Система его обучения отличалась от системы Станиславского ни в коем случае не целью, а всего лишь методом. И разница была в том, что Юрьев подпустил нас к слову сразу, а по учебной программе 1-й курс запрещает обращаться к слову, а занимается различными упражнениями.

Я всю свою актёрскую жизнь занимался педагогикой, сначала сцендвижением и фехтованием, потом художественным словом и, наконец, мастерством актёра. Должен сказать, что это очень увлекательное дело. И мой актёрский опыт подсказывал мне мой «метод»(?), исходящий из моей индивидуальности. А иначе я и не мог. Стандартизация, насколько я понимаю, штука удобная, когда дело касается техники, но применять её в отношении людей, да ещё творческих.…В обучении актёрскому ремеслу необходим подход очень разный, и он должен целиком зависеть от того, кто учит и кого учат. И вообще слово «обучение» я бы не стал употреблять в данном случае, актёра надо растить, выращивать, как растение, а как и куда раскинуться его побеги, это уж как жизнь подскажет. Казарменный метод воспитания «левой», «правой», «вольно», «смирно», искусству противопоказан. Сегодня все театры похожи один на другой, как две капли воды, а что касается актёров, куда исчезла яркая актёрская самобытность, крупные актёрскиё личности. И виновата тут не система К.С.С., а то, что она стала для всех единым законом обучения актёров, причём многие педагоги понимают её не практически, а чисто умозрительно, а подчас и просто неверно.

На одном из своих курсов в новосибирском театральном уч-ще я предложил для утверждения педсовету программу, отличную от общепринятой, изложив её достаточно туманно, общими фразами, в надежде, что из доверия ко мне, педсовет примет её, не очень-то копаясь в ней. Так и случилось: приняли, но всё же с некоторым опасением – так не положено, есть же единая система обучения, государственная.
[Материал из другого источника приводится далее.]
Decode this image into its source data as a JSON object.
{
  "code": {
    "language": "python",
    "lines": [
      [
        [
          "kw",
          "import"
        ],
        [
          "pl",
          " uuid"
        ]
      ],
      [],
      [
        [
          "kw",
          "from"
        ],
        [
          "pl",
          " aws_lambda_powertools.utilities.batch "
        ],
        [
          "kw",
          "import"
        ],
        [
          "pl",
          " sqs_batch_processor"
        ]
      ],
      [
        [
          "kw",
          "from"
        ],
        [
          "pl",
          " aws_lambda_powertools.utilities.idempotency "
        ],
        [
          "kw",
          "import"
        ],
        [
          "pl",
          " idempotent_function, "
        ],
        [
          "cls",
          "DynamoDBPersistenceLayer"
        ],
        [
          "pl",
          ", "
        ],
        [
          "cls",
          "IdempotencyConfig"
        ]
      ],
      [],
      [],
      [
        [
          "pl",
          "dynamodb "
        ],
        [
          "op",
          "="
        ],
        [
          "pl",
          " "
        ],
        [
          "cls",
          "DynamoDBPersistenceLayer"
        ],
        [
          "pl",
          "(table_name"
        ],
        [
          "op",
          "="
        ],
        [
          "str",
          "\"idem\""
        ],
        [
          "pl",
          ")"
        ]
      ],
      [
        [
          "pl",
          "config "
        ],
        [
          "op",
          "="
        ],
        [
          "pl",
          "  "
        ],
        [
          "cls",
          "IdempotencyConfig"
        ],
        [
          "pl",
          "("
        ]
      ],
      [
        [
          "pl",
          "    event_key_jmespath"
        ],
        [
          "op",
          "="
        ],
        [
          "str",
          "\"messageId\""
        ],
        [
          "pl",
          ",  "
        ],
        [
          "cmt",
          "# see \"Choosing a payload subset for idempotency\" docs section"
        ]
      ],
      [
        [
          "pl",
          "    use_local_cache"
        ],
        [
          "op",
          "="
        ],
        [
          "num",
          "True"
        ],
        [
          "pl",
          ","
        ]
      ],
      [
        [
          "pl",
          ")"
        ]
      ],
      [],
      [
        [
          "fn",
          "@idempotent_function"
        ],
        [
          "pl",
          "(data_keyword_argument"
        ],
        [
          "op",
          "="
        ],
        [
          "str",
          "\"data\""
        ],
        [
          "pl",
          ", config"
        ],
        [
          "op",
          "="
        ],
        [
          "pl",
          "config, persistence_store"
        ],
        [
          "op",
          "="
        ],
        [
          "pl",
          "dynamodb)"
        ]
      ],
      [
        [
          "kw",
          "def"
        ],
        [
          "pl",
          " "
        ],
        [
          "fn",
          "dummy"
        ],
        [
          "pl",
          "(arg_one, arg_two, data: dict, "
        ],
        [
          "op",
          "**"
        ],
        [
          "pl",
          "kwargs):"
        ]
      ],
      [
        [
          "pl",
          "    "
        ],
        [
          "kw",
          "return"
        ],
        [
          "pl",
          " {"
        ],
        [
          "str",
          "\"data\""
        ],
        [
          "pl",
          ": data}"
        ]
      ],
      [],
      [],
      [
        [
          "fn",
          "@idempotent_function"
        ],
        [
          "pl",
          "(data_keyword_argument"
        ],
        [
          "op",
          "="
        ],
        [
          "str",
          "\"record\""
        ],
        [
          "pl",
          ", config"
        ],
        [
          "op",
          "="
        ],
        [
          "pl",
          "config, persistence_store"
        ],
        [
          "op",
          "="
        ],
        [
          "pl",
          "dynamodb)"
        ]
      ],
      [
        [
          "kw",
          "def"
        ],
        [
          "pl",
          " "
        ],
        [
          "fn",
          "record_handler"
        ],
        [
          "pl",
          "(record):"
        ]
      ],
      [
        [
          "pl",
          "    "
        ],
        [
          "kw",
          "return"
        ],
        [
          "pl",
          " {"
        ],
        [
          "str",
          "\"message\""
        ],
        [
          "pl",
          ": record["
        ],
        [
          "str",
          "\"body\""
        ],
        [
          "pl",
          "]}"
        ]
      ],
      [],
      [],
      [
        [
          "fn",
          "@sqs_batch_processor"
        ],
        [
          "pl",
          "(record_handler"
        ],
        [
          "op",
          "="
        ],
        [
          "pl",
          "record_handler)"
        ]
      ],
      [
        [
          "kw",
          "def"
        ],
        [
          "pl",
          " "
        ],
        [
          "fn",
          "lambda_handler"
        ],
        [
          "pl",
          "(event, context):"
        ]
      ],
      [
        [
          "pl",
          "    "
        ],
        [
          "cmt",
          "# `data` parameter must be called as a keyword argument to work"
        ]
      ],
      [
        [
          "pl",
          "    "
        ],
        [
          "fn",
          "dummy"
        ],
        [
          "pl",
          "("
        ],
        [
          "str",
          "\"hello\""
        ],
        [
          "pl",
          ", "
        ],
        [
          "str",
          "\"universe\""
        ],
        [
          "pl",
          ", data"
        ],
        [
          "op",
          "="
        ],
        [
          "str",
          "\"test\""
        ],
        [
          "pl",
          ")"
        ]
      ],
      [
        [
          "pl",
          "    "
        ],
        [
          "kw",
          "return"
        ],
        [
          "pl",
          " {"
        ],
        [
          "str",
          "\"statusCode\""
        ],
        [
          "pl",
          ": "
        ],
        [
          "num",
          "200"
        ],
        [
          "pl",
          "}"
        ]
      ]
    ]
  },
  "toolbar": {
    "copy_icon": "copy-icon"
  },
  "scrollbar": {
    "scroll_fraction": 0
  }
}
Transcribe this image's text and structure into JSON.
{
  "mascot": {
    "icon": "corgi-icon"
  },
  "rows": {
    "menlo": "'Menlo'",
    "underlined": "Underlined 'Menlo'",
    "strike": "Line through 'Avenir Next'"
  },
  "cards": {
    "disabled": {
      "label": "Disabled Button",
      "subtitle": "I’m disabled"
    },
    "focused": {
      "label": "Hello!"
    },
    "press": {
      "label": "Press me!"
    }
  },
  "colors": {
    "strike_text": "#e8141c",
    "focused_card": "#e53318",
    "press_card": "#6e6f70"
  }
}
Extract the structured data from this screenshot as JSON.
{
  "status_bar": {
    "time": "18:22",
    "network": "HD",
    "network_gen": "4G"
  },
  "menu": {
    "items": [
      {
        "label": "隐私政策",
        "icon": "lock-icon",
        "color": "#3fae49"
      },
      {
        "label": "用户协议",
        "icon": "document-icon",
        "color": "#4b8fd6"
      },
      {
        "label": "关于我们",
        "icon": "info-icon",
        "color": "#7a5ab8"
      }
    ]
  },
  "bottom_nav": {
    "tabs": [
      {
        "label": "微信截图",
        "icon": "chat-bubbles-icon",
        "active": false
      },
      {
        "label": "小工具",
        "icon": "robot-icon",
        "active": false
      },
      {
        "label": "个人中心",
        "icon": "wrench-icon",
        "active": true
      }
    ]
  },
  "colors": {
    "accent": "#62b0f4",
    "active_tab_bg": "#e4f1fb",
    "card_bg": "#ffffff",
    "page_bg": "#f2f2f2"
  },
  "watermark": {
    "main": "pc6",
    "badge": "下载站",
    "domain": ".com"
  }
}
Слухи о том, что Яшунский делает что-то не то и не так, очень быстро расползлись по училищу и вызвали разную реакцию: у одних интерес, у других возмущение, дескать, что он себе позволяет?! И когда мои ребята уже на 1-м курсе показывали на экзамене целые отрывки, сцены, даже небольшие пьески с сюжетным развитием, но, конечно, делали всё весьма далеко от желаемого результата, но который можно было угадать уже в их исполнении (мне это было очень важно, ибо я считаю, что цель всегда должна быть впереди и выше возможностей, путь к ней «и далёк, и долог», через ухабы и овраги , которые надо не обойти, а преодолеть, чтоб её достичь), педсовет (не весь, конечно) ничего угадывать не пожелал (лишний труд!) и обрушил на меня свой праведный гнев, чуть ли не пытаясь инкриминировать мне подрыв Системы К.С.С. и всего Советского Союза А после 2-го курса, когда мы играли уже целые спектакли, и не одноактные, а обыкновенного формата, в то время, как другие играли сценки, отрывки и в лучшем случае акты, как и было, положено по общепринятой программе, те же самые члены педсовета поздравляли меня, восторгаясь моими учениками: «Да они у вас уже готовые артисты!» И действительно, мне пришлось разрешить кое-кому начать играть в ТЮЗе, т.к. их пригласили уже в театр и дали роли. Случай небывалый, так не положено, разве что в кинематографе. Ну, а чтоб закончить этот экскурс скажу, что этот мой курс по окончании стал ещё одним театром Новосибирска

Юрьев не дождался поздравлений. От экзамена по «мастерству актёра» он отказался, сказав, что рано ещё нам сдавать оные, а если комиссии хочется, пусть приходит на уроки и увидит, кто и как из студентов выглядит, только оценки им будет выставлять он сам, ибо он лучше знает, кто чего достоин. А потом его не стало. Не дождался. Земля ему пухом.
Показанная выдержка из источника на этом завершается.